Yousef looked at him. “You managed,” he said. “You didn’t need him – not in the end, anyway.”

“I suppose not. Would’ve been nice if he’d bothered to turn up for the dramatic final scene, though.” He pointed to the dressing on his neck, which was covering a remarkably small wound. Like the damage to his hand, it had healed more quickly than the doctors could explain.

The bell rang and they grimaced at each other. Freddie was the first to stand up.
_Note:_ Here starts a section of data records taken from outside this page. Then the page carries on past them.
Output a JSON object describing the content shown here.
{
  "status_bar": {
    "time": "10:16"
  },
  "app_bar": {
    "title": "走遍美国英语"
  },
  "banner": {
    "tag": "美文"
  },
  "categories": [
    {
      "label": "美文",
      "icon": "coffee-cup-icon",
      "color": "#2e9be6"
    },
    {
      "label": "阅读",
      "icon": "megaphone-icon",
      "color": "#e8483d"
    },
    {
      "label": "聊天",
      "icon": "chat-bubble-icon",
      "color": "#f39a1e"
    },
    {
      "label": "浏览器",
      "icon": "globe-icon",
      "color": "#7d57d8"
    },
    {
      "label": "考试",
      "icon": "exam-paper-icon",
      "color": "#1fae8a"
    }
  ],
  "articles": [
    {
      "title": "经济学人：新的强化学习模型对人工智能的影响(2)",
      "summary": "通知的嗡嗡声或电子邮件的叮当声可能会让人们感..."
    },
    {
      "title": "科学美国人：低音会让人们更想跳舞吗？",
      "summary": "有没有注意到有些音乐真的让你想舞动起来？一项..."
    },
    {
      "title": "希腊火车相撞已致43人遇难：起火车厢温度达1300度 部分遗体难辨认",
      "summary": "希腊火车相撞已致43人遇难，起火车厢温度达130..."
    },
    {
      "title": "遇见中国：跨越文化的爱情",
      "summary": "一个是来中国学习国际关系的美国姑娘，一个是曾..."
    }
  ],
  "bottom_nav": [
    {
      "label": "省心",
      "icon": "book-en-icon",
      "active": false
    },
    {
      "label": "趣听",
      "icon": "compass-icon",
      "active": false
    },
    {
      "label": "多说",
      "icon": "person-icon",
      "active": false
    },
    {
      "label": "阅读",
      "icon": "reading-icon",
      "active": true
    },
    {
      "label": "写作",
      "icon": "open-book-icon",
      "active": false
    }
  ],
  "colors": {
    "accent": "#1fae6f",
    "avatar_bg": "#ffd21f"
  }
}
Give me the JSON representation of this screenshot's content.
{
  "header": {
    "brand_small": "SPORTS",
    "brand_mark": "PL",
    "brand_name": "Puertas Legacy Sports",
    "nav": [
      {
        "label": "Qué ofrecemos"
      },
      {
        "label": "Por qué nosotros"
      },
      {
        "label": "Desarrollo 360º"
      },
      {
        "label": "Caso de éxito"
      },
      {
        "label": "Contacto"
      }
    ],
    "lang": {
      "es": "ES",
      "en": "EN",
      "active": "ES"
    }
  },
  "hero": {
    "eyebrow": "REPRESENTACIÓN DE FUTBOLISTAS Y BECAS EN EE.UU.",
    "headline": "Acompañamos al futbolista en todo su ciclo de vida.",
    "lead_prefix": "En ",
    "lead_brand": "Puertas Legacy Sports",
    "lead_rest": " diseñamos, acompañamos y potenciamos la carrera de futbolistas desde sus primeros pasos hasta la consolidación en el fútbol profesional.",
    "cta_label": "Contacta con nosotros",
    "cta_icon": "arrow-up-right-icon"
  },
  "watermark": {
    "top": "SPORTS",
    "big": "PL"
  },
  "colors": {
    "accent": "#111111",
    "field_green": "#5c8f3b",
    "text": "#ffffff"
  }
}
“I still reckon you’re all nuts you know,” he said, “all this talk about ghosts and fights on the balcony or whatever it was… Anyway, bet you can’t walk sideways like a crab with your coat on backwards and…”

“He’s off,” said Simon and they rolled their eyes as they trailed after Freddie. “What’ve you got next?”

“Double history,” said Yousef and Joe together and they looked at each other.

“Wonder who we’ll have,” said Joe.

“Maybe someone who’s useless with ghosts but actually knows how to teach,” said Yousef. They caught each other’s eye.

“Yeah, right,” said Joe. “Mind you, right now, I reckon I’d give anything for a really boring double history lesson with old Forester.”

“Don’t start making wishes you might regret,” said Yousef, giving him a shove as they went back in to school.